Rob Merrill (Camden, mE)
What happens now? United Nations report? International condemnations? Boycotts? Or just life as usual, realizing we in the West are powerless to change China’s behavior and we better get used to it. Excellent reporting is a great first step but only one. We need to stop feeding the dragon so to speak.
Jack (Boston)
@Rob Merrill I think the US should lead by example. 1) The first thing it can do is to vacate the airbase at Diego Garcia and return the Chagos Islands to its inhabitants, who were expelled to Mauritius (1300km away) and have lived in exile ever since. 2) A referendum can be held in Puerto Rico. This would fulfil a longstanding demand of the Non-Aligned Movement since 1961. 3) A commitment can be made to end the violation of sovereignty of nations (e.g. Libya, Iraq) and the preciptation of instability and refugee crises. 4) By setting an example through these steps, the US can gain status as a respected member among the community of nations. As Gandhi said, "Be the change you want to see in the world." Change cannot be enforced through an imposition. Change must come from within, the way I see it.
CatIntheHat (Boston)
@Jack Thank you for your insight. This is what I feel most people fail to see in the argument against human rights violations in China, or elsewhere.
Harold (Mexico) (Mexico)
@Jack , Sadly, none of your excellent proposals is even remotely possible in the US of 2019-2020. And by 2021, a lot of situations all around the world will have changed radically.
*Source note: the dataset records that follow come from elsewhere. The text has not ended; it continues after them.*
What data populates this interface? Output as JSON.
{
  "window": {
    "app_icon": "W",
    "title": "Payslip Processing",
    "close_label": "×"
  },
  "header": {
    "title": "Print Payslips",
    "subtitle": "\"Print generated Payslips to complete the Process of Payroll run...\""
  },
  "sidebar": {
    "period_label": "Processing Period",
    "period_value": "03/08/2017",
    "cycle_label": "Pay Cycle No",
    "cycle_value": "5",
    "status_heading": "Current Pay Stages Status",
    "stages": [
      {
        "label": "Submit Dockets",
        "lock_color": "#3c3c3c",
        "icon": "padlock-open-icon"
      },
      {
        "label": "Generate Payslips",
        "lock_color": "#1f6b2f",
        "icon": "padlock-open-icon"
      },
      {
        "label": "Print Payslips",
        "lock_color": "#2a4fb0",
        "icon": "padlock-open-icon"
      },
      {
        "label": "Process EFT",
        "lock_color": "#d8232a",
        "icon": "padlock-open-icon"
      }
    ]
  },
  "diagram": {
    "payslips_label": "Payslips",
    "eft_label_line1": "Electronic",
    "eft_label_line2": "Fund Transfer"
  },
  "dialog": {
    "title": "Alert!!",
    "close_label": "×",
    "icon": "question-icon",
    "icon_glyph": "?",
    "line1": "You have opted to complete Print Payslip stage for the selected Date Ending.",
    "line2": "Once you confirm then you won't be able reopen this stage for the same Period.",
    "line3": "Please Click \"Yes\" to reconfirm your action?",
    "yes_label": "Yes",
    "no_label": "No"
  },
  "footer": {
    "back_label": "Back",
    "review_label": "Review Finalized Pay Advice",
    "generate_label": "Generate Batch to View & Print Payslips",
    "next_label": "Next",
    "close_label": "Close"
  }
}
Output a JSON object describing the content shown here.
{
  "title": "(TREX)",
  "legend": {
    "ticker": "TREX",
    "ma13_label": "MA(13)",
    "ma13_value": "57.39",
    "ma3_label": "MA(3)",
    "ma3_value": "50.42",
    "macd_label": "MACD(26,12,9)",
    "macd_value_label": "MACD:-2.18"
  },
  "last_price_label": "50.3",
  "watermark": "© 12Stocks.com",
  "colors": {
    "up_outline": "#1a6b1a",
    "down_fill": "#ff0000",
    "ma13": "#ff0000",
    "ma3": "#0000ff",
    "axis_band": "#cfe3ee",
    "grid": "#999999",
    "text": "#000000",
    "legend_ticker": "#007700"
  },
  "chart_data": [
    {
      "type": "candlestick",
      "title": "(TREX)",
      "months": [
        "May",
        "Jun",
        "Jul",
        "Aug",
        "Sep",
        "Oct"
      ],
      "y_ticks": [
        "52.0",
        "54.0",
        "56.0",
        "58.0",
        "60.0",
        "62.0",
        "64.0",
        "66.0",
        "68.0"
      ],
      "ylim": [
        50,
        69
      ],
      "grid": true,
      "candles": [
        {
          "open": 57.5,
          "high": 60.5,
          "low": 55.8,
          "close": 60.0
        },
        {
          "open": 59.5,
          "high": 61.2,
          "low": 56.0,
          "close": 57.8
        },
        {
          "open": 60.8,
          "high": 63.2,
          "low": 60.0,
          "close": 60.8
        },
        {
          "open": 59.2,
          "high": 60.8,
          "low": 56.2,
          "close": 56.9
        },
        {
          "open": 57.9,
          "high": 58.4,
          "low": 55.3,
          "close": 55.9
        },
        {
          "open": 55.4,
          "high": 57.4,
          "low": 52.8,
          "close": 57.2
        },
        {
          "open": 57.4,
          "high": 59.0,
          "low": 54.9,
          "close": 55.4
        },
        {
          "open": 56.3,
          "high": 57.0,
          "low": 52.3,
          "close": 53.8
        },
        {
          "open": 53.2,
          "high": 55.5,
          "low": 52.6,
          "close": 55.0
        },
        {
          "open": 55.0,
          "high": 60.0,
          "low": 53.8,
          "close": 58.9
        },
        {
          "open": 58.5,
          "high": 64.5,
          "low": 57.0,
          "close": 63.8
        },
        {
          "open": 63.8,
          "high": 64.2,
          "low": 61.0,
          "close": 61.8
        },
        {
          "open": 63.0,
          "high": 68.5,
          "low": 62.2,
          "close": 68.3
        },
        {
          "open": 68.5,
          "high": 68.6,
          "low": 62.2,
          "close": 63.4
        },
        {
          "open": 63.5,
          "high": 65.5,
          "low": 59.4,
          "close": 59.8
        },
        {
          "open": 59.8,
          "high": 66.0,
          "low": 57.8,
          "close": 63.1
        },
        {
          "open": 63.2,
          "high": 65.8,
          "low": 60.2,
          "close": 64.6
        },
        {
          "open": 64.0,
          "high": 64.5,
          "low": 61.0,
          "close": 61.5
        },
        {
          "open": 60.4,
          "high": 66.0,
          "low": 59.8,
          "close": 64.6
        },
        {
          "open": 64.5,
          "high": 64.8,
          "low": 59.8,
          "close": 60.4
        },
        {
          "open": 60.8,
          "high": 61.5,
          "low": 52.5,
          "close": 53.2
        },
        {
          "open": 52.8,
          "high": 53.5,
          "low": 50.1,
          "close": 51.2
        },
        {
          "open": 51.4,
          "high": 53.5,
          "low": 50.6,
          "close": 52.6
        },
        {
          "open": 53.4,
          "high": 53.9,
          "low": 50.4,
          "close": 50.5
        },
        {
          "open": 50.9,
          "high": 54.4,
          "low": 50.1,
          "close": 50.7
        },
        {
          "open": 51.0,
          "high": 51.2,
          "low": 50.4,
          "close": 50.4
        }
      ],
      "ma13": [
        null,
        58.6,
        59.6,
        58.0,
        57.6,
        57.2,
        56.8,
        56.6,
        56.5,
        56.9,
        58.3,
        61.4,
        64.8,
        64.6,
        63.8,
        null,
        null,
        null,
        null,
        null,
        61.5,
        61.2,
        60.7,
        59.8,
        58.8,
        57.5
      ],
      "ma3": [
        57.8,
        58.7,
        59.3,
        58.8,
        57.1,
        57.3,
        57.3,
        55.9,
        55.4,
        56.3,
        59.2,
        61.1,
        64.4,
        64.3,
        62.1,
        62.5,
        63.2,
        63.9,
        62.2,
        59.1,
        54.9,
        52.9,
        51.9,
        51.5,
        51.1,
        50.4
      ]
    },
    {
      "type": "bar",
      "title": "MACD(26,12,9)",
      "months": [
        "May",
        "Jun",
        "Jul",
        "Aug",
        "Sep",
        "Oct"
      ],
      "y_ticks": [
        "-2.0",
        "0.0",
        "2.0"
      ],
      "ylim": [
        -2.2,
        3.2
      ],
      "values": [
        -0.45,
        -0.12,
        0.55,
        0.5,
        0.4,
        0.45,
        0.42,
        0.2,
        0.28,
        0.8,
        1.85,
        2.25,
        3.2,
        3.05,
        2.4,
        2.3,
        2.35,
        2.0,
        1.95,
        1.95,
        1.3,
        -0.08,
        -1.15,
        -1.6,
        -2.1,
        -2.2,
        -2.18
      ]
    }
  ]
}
Right now (and maybe for the rest of this century), the US isn't a strong player on the world stage.
Eb (Ithaca,ny)
Why doesn't Trump do something about this? Should be replaced by: let's hope he doesn't get ideas from this story.
Conservative Democrat (WV)
Companies like Amazon have empowered the Chinese economy and thus its repressive government. The Wall Street Journal recently wrote an enlightening article about Amazon and China ripoffs. Why aren’t they being called to account for economically enabling this treacherous regime?
loveman0 (sf)
We need to re-figure our Made in China policy.
Jason (Chicago, IL)
I have just read the research article linked in the article (http://www.jpolrisk.com/wash-brains-cleanse-hearts) in full, and I highly recommend those who are interested in this topic to read it as well. I would like to provide some summaries. First, there are several types of re-education facilities. They include vocational training centers (VTIC), detention centers, and prisons. Of these, detention centers and prisons operate under the judicial system, while vocational training centers do not. The vocational training centers themselves can be divided into two phases. The first phase is an indoctrination, mandarin-learning, and legal knowledge training phase. Detainees are scored based on their behavior and knowledge and can graduate after at least one year of detention. Then, they move on to a vocational training phase where they learn specific skills. Chinese propaganda tend to show only the vocational training phase and imply that this training forms the entirety of VTIC system. Meanwhile, US media, particularly photographs, equate VTIC with detention centers, without acknowledging the real vocational training component of the centers. Both are misleading as shown by the documents. To be continued.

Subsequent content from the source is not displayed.